The kid in front of me is videochatting and typing to his gf. I should make poop/sex faces over his shoulder, right?
I'm lit.While shaving my legs I pretended the razor was a tractor cutting down corn. Noises included.
I just jerked off and used a stopwatch to track my results. Pretty depressing on multiple fronts.
We broke two of his toes while having sex. He laughed said he'd fix it in the morning and kept going. I think I'm in love
Ever since I told them the story of the sex in the canoe scandal its like I am in season
I feel that my cleavage set an unattainably high bar for 2013.
Last time Jon threw a party I woke up on my porch, no shirt but 4 bras on, and "make better life choices" written on my stomach in sharpie
The pool of urine in the trash can signifies both a regretful yet successful night.
He rubbed my back afterwards.

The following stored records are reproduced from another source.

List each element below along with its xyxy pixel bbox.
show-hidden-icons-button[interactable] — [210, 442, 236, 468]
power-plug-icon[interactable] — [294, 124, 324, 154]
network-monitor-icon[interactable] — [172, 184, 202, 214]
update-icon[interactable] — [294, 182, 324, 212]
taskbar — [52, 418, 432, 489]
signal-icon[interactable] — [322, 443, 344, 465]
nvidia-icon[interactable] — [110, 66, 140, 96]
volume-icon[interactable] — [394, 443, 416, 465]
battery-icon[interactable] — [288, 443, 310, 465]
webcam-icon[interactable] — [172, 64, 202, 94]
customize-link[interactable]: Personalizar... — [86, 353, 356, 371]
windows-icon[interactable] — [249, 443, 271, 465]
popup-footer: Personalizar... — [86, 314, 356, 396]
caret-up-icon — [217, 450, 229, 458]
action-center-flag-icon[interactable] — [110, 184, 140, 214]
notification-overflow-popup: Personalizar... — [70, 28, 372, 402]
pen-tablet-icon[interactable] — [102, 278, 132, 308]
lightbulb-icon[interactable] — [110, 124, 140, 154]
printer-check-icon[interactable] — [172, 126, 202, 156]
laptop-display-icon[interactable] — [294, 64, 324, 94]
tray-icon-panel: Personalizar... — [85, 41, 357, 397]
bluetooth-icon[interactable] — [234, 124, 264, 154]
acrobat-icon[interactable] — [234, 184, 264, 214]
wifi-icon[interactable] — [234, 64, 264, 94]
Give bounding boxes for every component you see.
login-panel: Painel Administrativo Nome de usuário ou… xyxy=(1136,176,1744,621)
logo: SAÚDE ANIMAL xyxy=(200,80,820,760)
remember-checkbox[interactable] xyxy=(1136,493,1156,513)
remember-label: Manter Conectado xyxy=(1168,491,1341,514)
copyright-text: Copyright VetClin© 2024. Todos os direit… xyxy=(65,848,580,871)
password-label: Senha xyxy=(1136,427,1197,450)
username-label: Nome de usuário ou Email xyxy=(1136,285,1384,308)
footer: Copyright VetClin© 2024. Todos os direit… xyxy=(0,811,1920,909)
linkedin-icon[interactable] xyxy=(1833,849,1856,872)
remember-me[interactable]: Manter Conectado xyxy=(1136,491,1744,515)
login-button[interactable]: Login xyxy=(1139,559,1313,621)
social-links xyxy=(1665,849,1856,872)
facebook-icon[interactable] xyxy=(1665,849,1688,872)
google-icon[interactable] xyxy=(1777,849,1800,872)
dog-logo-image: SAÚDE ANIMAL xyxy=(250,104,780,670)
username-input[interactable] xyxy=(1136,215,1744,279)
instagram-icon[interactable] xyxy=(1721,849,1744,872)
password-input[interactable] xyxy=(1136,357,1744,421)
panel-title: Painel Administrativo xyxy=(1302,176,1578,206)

I forgot how to talk and I legitimately thought I was a cat for a few minutes.
Incase you were wondering. Cooking naked turns into sex. Sex and cooking may lead to house fire....
I've never been so drunk at home. I just sat on the toilet playing with toilet paper for ten minutes, I almost made a paper crane.
He went down on me while I was on the phone with my grandma.
Last 4 google searches: class c felony, scary ghosts, peanut butter jelly time, Lindsey lohans vagina
This is the difference between me and him; he buys you flowers, I buy you a dildo
I just caught your son trying to perform fellatio on himself. What do I do?